Solved Logging to GNOME from GDM restarts GDM with errors

Hello, there. Hope my post won't contain too much newbie errors.

I'm a FreeBSD newbie trying to configure FreeBSD as my workstation. After a while struggling with video cards, I had a running GNOME with web browser, office suite, etc. After a reboot, GNOME started to refuse to open itself: on the GDM login screen, I enter my password, which is accepted, then, after around 10 seconds with nothing more on the screen than the default GDM grey background and the mouse cursor, GDM restarts, showing me vt briefly, and then again displays the GDM login screen. The only significant change I made to GNOME on the last successful login was adding a GNOME Shell theme, which applied successfully at the time; I tried to remove the theme folder from /usr/local/share/themes/ and reboot, but it didn't work.

When I have the empty grey screen, I have the following repeating line in my logs:
Code:
dbus[616]: [system] Rejected send message, 2 matched rules; type="method_call", sender=":1.45" (uid=92 pid=1220 comm="gnome-shell --mode=gdm ") interface="org.freedesktop.DBus.Properties" member="GetAll" error name="(unset)" requested_reply="0" destination=":1.1" (uid=0 pid=690 comm="/usr/local/sbin/console-kit-daemon --no-daemon ")

Unfortunately, I'm not able to understand these lines, nor how they could be linked to the theme change, if this is the source of the problem. If the theme is the source of the problem, how could I tell GNOME to not use the theme anymore without accessing GNOME? If the problem is different, does somebody know what it is?

Hoping you can help me,

Regards.
 
Try removing the automatic starting of GDM first. Then just test if you can get Gnome working using startx. That would help narrow down the problem.

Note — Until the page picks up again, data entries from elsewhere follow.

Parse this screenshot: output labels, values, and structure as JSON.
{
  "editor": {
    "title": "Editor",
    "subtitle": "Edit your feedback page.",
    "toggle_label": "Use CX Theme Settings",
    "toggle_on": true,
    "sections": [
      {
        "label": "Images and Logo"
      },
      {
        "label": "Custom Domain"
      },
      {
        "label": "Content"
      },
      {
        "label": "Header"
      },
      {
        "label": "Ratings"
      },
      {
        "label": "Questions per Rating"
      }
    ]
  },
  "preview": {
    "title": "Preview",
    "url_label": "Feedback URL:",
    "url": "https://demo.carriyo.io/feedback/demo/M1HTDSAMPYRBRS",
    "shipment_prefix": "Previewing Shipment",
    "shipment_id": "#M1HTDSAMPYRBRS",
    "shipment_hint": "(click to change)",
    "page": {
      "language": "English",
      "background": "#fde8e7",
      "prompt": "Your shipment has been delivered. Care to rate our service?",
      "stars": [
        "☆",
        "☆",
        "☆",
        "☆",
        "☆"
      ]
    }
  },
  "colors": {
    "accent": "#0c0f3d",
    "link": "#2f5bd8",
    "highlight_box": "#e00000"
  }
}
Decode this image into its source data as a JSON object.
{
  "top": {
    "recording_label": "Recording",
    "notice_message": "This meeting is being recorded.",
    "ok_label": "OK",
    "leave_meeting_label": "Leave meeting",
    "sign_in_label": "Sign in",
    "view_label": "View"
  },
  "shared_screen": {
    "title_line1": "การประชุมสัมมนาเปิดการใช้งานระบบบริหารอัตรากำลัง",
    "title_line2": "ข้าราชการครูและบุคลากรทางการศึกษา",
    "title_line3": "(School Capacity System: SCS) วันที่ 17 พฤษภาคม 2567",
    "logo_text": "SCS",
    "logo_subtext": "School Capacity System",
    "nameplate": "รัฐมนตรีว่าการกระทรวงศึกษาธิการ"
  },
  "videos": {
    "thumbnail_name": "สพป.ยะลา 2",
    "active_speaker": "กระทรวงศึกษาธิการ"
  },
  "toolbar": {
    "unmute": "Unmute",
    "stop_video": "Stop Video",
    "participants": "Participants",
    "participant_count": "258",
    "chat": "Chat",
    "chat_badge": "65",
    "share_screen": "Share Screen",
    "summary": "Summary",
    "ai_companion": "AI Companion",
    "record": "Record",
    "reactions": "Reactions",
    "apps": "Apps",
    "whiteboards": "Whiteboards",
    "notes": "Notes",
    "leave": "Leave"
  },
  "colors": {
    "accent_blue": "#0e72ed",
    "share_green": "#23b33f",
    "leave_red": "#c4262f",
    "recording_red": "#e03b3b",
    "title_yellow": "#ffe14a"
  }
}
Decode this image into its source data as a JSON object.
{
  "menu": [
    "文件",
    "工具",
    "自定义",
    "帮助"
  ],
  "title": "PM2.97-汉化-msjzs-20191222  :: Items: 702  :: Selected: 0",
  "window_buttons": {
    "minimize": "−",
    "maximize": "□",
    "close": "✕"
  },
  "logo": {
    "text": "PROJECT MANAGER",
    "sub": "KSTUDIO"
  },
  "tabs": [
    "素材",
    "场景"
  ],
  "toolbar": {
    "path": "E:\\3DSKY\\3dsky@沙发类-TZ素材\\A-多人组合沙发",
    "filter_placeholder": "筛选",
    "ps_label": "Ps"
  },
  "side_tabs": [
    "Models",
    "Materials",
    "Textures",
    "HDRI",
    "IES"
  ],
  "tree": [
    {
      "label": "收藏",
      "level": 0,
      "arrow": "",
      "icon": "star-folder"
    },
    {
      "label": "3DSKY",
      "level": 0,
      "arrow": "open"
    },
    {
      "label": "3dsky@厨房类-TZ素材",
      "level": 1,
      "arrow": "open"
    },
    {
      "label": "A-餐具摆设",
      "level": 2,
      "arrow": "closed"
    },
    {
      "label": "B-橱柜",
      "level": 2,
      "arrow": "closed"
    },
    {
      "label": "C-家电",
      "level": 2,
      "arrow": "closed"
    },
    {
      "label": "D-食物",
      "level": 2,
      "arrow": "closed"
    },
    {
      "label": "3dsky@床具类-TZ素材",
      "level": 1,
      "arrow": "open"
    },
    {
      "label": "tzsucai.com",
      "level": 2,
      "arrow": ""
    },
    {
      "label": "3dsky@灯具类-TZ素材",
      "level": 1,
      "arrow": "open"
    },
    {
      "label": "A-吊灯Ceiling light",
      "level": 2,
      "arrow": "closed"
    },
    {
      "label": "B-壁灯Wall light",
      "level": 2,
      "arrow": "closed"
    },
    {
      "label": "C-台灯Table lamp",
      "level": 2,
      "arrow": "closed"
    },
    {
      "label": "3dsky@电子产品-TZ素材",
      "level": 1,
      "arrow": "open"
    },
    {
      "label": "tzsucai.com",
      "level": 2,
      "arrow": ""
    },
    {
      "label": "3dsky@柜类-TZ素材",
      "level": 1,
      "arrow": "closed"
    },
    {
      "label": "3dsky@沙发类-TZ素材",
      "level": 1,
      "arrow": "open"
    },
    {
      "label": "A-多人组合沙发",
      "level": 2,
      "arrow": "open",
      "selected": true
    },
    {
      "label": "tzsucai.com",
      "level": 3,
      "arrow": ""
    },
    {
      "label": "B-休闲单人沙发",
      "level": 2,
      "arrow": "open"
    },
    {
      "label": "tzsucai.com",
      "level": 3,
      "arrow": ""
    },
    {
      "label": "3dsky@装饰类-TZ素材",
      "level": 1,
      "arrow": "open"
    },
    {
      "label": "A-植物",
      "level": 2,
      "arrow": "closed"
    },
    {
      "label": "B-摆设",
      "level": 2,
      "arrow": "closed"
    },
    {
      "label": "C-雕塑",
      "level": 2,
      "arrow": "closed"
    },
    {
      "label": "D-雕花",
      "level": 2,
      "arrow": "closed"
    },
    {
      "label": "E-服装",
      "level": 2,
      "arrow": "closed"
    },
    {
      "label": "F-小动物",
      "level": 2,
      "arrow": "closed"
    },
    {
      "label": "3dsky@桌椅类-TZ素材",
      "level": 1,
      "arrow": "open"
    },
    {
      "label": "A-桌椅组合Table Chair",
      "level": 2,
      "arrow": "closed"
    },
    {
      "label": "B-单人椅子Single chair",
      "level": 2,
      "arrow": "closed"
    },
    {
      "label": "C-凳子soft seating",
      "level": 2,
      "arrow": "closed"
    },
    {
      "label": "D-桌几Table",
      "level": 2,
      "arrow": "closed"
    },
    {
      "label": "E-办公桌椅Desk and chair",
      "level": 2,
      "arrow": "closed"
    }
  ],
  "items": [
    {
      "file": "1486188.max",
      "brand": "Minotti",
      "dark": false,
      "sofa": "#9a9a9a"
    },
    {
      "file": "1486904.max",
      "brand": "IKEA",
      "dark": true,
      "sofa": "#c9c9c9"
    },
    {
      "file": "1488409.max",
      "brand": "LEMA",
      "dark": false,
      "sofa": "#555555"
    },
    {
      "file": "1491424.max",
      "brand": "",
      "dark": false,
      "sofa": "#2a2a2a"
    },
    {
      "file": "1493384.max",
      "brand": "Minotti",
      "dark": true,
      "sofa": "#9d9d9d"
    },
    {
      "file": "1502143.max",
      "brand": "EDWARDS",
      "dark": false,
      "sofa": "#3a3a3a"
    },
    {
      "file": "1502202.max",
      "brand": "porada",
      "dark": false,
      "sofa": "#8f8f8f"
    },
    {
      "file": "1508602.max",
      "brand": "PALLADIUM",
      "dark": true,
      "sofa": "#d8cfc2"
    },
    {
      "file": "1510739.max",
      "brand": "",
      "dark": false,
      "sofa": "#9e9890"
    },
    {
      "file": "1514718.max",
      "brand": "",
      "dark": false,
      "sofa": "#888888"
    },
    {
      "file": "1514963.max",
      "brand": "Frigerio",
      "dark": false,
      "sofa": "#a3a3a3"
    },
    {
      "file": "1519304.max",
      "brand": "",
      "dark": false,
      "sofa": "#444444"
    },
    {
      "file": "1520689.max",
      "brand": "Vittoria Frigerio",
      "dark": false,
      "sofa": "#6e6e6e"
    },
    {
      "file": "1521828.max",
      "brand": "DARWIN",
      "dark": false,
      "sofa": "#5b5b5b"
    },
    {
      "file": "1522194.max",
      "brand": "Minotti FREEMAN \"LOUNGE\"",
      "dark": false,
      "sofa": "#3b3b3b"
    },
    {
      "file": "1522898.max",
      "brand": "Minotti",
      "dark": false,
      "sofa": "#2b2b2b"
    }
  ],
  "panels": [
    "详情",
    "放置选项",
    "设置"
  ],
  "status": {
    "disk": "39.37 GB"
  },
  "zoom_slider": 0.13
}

Gnome Shell can be quite finicky, if the slightest thing is out of place it'll fail to load.
 
Can you show us your gsettings get org.gnome.shell.extensions.user-theme name output?

Show the values for these too:

gsettings get org.gnome.desktop.interface gtk-theme
gsettings get org.gnome.desktop.wm.preferences theme
 
Try removing the automatic starting of GDM first. Then just test if you can get Gnome working using startx. That would help narrow down the problem. Gnome Shell can be quite finicky, if the slightest thing is out of place it'll fail to load.
This started an ugly graphical interface, with 3 terminals and an old style clock; I suspect this is the default X interface.

Can you show us your gsettings get org.gnome.shell.extensions.user-theme name output?

Show the values for these too:

gsettings get org.gnome.desktop.interface gtk-theme
gsettings get org.gnome.desktop.wm.preferences

Code:
penegal@Aethelthryth-FreeBSD ~> gsettings get org.gnome.shell.extensions.user-theme name
''
penegal@Aethelthryth-FreeBSD ~> gsettings get org.gnome.desktop.interface gtk-theme
'Dorian-Theme-Slate-3.18'
penegal@Aethelthryth-FreeBSD ~> gsettings get org.gnome.desktop.wm.preferences
Usage:
  gsettings [--schemadir SCHEMADIR] get SCHEMA[:PATH] KEY

Get the value of KEY

Arguments:
  SCHEMADIR A directory to search for additional schemas
  SCHEMA    The name of the schema
  PATH      The path, for relocatable schemas
  KEY       The key within the schema
I solved the problem, though, while searching the ~/.gnome directory: I don't know why, but my ~ has been chowned to 1000:1000. After chowning it back to my user, GNOME started again. Thanks anyway for your help!
 
Oops! theme KEY was missing in my previous comment :p

PS. I edited comment #3 to fix the command.
 
I don't know why, but my ~ has been chowned to 1000:1000. After chowning it back to my user, GNOME started again.
ID 1000 is the first free UID the system uses. Usually the first (user) account created on a system has UID 1000 and GID 1000. Did you perhaps create a new user account with the same username?
 
ID 1000 is the first free UID the system uses. Usually the first (user) account created on a system has UID 1000 and GID 1000. Did you perhaps create a new user account with the same username?
No, I did not; I grepped /etc/passwd to find whose account it could be, but there is none. Being a FreeBSD newbie, I assume one of my many command tries turned wrong and did this inadvertently.